Obama's demand for more low-income loans ignores the lessons of history. The current mortgage crisis came about in large part because of Clinton-era government pressure on lenders to make risky loans in order to make homeownership more affordable for lower-income Americans and those with a poor credit history, the DC Examiner notes. "Those steps encouraged riskier mortgage lending by minimizing the role of credit histories in lending decisions, loosening required debt-to-equity ratios to allow borrowers to make small or even no down payments at all, and encouraging lenders to use floating or adjustable interest-rate mortgages, including those with low 'teasers.'"

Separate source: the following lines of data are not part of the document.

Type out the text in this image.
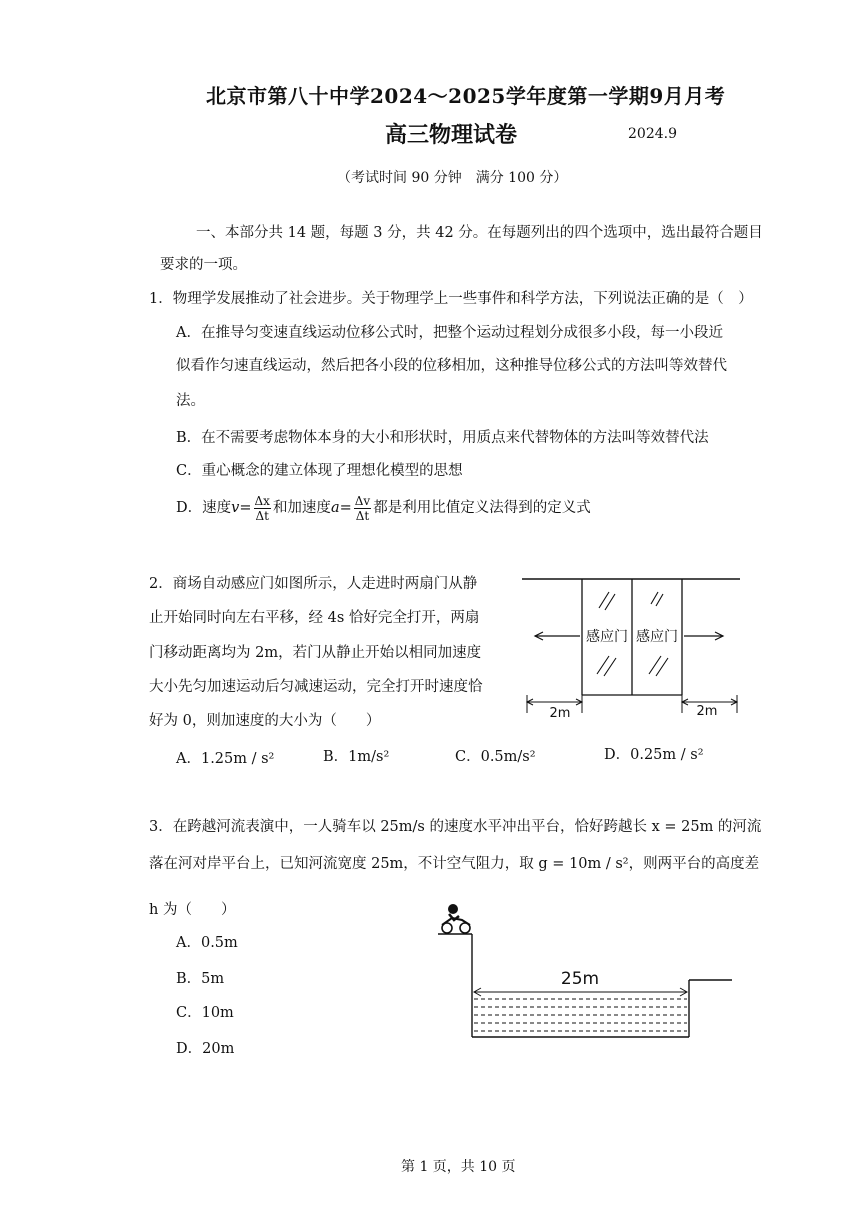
北京市第八十中学2024～2025学年度第一学期9月月考
高三物理试卷	2024.9
（考试时间 90 分钟　满分 100 分）
一、本部分共 14 题，每题 3 分，共 42 分。在每题列出的四个选项中，选出最符合题目
要求的一项。
1．物理学发展推动了社会进步。关于物理学上一些事件和科学方法，下列说法正确的是（　）
A．在推导匀变速直线运动位移公式时，把整个运动过程划分成很多小段，每一小段近
似看作匀速直线运动，然后把各小段的位移相加，这种推导位移公式的方法叫等效替代
法。
B．在不需要考虑物体本身的大小和形状时，用质点来代替物体的方法叫等效替代法
C．重心概念的建立体现了理想化模型的思想
D．速度 $v = \frac{\Delta x}{\Delta t}$ 和加速度 $a = \frac{\Delta v}{\Delta t}$ 都是利用比值定义法得到的定义式
2．商场自动感应门如图所示，人走进时两扇门从静
止开始同时向左右平移，经 4s 恰好完全打开，两扇
门移动距离均为 2m，若门从静止开始以相同加速度
大小先匀加速运动后匀减速运动，完全打开时速度恰
好为 0，则加速度的大小为（　　）
A．1.25m / s²	B．1m/s²	C．0.5m/s²	D．0.25m / s²
感应门 感应门
2m	2m
3．在跨越河流表演中，一人骑车以 25m/s 的速度水平冲出平台，恰好跨越长 x = 25m 的河流
落在河对岸平台上，已知河流宽度 25m，不计空气阻力，取 g = 10m / s²，则两平台的高度差
h 为（　　）
A．0.5m
B．5m
C．10m
D．20m
25m
第 1 页，共 10 页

The liberal Village Voice previously chronicled how Clinton Administration housing secretary Andrew Cuomo helped spawn the mortgage crisis through his pressure on lenders to promote affordable housing and diversity. "Andrew Cuomo, the youngest Housing and Urban Development secretary in history, made a series of decisions between 1997 and 2001 that gave birth to the country's current crisis. He took actions that—in combination with many other factors—helped plunge Fannie and Freddie into the subprime markets without putting in place the means to monitor their increasingly risky investments. He turned the Federal Housing Administration mortgage program into a sweetheart lender with sky-high loan ceilings and no money down . . . Three to four million families are now facing foreclosure, and Cuomo is one of the reasons why." (See Wayne Barrett, "Andrew Cuomo and Fannie and Freddie: How the Youngest Housing and Urban Development Secretary in History Gave Birth to the Mortgage Crisis," Village Voice, August 5, 2008).

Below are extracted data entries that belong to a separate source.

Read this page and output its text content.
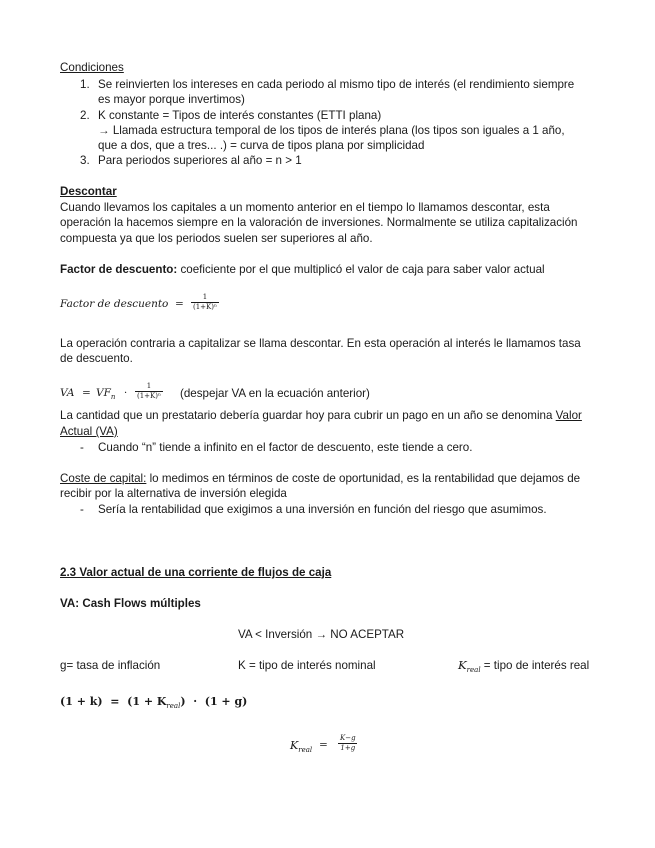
Condiciones
1. Se reinvierten los intereses en cada periodo al mismo tipo de interés (el rendimiento siempre
es mayor porque invertimos)
2. K constante = Tipos de interés constantes (ETTI plana)
→ Llamada estructura temporal de los tipos de interés plana (los tipos son iguales a 1 año,
que a dos, que a tres... .) = curva de tipos plana por simplicidad
3. Para periodos superiores al año = n > 1
Descontar
Cuando llevamos los capitales a un momento anterior en el tiempo lo llamamos descontar, esta
operación la hacemos siempre en la valoración de inversiones. Normalmente se utiliza capitalización
compuesta ya que los periodos suelen ser superiores al año.
Factor de descuento: coeficiente por el que multiplicó el valor de caja para saber valor actual
Factor de descuento = $\frac{1}{\text{(1+K)ⁿ}}$
La operación contraria a capitalizar se llama descontar. En esta operación al interés le llamamos tasa
de descuento.
VA = $VF_n \cdot \frac{1}{\text{(1+K)ⁿ}}$ (despejar VA en la ecuación anterior)
La cantidad que un prestatario debería guardar hoy para cubrir un pago en un año se denomina Valor
Actual (VA)
- Cuando “n” tiende a infinito en el factor de descuento, este tiende a cero.
Coste de capital: lo medimos en términos de coste de oportunidad, es la rentabilidad que dejamos de
recibir por la alternativa de inversión elegida
- Sería la rentabilidad que exigimos a una inversión en función del riesgo que asumimos.
2.3 Valor actual de una corriente de flujos de caja
VA: Cash Flows múltiples
VA < Inversión → NO ACEPTAR
g= tasa de inflación	K = tipo de interés nominal	$K_{real}$ = tipo de interés real
$(1 + k) = (1 + K_{real}) \cdot (1 + g)$
$K_{real} = \frac{K-g}{1+g}$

In drafting his financial regulation proposals, Obama has turned to Barney Frank and Chris Dodd, lawmakers who are among those most culpable in spawning the financial crisis. The New York Times reports that "the plan is largely the product of extensive conversations between senior administration officials and top Democratic lawmakers — primarily Representative Barney Frank of Massachusetts and Senator Christopher J. Dodd of Connecticut." Frank and Dodd were the lawmakers who defeated reform proposals to rein in the government-sponsored mortgage giants, Fannie Mae and Freddie Mac, which later had to be bailed out for hundreds of billions of dollars. Fannie Mae killed reform proposals by paying off liberal lawmakers and bullying critics. Dodd recently attracted criticism for financial and ethical lapses.
Liberal lawmakers have long pressured financial institutions to promote risky low-income loans, to a degree that even Fannie Mae and Freddie Mac eventually found unreasonable. For example, the New York Times reported that "a high-ranking Democrat telephoned executives and screamed at them to purchase more loans from low-income borrowers, according to a Congressional source." The executives of Fannie Mae and Freddie Mac "eventually yielded to those pressures, effectively wagering that if things got too bad, the government would bail them out."
As a Washington Post story shows, the high-risk loans that led to the mortgage crisis were often the product of regulatory pressure. Even after banking officials "warned that subprime lenders were saddling borrowers with mortgages they could not afford, the U.S. Department of Housing and Urban Development helped fuel more of that risky lending. Eager to put more low-income and minority families into their own homes, the agency required that two government-chartered mortgage finance firms purchase far more 'affordable' loans made to these borrowers."